IV. Standard Debugging Workflow
1. Declare suspected fault boundary: config, tool construction, provider payload, fetch request, SSE streaming, transcript replay, worker/runtime, package/distribution, or CI pipeline
2. Enable the most precise available debug signals to prove or disprove the targeted boundary
3. Reproduce the defect using identical provider, model and configuration (unless the model itself is the controlled test variable)
4. Compare static declared configuration against live runtime activation state
5. Resolve the identified root cause
6. Re-run the minimal targeted failure reproduction test; expand investigation scope only if required by formal functional contracts
V. Core Governing Principles
- Fixed Test Variables: Retain identical provider, model and configuration during reproduction unless the model is the explicit experimental variable under test.

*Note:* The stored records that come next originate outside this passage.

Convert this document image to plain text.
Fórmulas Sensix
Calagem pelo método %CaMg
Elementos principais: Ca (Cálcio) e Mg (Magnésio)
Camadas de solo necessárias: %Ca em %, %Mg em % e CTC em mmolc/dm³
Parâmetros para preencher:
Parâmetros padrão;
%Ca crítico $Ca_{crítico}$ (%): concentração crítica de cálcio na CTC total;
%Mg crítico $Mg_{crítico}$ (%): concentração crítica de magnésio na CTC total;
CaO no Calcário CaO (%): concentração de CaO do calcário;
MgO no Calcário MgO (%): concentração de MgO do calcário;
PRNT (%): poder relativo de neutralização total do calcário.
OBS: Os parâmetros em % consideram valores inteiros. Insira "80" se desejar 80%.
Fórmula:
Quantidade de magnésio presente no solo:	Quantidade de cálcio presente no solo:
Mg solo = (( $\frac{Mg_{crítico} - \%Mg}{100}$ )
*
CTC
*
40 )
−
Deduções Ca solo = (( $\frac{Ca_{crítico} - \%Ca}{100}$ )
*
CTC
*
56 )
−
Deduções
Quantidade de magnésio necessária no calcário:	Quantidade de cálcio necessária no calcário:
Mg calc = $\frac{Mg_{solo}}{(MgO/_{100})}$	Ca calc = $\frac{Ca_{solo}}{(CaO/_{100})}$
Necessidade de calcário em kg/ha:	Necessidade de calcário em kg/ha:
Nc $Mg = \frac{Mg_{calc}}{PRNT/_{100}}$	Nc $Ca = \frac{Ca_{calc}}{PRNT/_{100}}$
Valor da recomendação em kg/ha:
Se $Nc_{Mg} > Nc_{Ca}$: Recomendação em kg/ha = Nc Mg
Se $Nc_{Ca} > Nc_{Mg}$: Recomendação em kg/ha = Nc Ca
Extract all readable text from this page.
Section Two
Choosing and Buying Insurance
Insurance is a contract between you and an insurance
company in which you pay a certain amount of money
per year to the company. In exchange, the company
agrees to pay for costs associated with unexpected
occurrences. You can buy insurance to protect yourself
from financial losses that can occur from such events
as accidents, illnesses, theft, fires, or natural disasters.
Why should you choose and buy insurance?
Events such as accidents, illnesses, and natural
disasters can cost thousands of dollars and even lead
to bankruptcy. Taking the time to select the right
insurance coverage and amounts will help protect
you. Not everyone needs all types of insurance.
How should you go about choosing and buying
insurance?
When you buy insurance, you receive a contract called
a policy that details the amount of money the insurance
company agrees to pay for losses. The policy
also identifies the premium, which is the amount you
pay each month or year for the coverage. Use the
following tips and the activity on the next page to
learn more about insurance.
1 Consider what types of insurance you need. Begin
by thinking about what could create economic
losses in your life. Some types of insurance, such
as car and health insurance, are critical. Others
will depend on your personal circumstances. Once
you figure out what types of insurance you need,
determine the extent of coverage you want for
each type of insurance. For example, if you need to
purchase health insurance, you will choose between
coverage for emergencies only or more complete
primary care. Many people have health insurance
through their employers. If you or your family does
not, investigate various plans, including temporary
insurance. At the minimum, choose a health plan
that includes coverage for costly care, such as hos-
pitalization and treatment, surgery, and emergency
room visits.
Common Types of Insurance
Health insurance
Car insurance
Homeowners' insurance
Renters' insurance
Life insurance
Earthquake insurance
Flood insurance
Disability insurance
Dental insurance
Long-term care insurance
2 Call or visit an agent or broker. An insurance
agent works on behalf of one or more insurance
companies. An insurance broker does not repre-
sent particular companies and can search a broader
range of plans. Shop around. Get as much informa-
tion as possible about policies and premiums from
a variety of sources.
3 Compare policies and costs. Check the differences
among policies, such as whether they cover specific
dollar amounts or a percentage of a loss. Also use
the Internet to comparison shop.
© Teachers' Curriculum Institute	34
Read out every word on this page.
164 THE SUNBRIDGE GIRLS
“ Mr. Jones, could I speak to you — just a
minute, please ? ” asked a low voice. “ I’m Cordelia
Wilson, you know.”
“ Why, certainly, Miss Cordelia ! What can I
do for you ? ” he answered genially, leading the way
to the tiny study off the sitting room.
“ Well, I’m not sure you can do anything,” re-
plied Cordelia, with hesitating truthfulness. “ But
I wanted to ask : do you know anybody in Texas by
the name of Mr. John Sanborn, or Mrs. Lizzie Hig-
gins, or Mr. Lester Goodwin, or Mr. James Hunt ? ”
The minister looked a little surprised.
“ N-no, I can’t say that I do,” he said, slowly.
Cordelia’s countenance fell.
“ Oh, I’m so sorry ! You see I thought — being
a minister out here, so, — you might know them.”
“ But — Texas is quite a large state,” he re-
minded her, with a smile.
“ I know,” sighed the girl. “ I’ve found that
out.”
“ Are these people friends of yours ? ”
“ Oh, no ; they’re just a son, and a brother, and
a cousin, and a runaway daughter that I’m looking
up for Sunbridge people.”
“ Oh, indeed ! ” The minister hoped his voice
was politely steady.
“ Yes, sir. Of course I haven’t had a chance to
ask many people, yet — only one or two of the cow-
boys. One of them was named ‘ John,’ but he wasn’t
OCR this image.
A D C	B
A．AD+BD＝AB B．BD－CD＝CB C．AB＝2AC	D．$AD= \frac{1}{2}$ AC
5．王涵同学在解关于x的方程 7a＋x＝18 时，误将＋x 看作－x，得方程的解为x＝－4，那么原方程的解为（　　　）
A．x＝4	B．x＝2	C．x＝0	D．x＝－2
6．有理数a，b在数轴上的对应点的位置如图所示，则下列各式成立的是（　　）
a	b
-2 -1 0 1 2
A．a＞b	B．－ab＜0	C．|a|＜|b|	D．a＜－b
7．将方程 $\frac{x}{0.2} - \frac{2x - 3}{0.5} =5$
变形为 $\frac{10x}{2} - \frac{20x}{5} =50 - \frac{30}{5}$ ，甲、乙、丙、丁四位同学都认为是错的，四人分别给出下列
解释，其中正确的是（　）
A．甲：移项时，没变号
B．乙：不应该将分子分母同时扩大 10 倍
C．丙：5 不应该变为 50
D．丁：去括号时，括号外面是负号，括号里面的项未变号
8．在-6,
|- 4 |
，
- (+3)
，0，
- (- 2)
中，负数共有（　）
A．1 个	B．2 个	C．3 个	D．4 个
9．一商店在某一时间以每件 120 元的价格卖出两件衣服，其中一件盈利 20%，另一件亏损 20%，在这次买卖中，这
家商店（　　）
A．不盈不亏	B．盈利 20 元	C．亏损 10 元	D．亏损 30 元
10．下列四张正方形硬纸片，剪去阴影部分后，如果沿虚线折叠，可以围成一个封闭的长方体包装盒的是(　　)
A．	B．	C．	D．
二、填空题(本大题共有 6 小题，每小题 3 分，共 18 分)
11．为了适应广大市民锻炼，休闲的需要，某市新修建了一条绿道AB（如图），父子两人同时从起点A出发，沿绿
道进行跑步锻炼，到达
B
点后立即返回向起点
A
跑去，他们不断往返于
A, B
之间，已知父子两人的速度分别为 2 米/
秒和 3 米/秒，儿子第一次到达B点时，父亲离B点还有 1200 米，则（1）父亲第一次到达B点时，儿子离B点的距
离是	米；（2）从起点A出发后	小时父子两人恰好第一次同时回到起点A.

- Secret Safety Rule: Environment existence checks only validate whether a variable is set; raw secret values are never printed in logs or output.
- Standard Reporting Format: All debug reports must include: the tested boundary, exact redacted environment variables / CLI commands, observed diagnostic signals (tool names, first SSE event timestamps, etc.), root fix location, narrowing proof logic, and outstanding residual risk items.
VI. Summary
OpenClaw Debugging is a systematic diagnostic skill suite built around granular debug environment flags, standardized fault boundary classification, and source code reference indexes. It enables developers to rapidly identify root causes of inconsistent OpenClaw behavior across heterogeneous runtime environments. It is designed for OpenClaw engineers troubleshooting mismatches between local and production deployments, divergent behavior across LLM providers, abnormal code-mode / tool search execution, and CI pipeline failures, supporting signal-driven investigation instead of speculative trial-and-error debugging.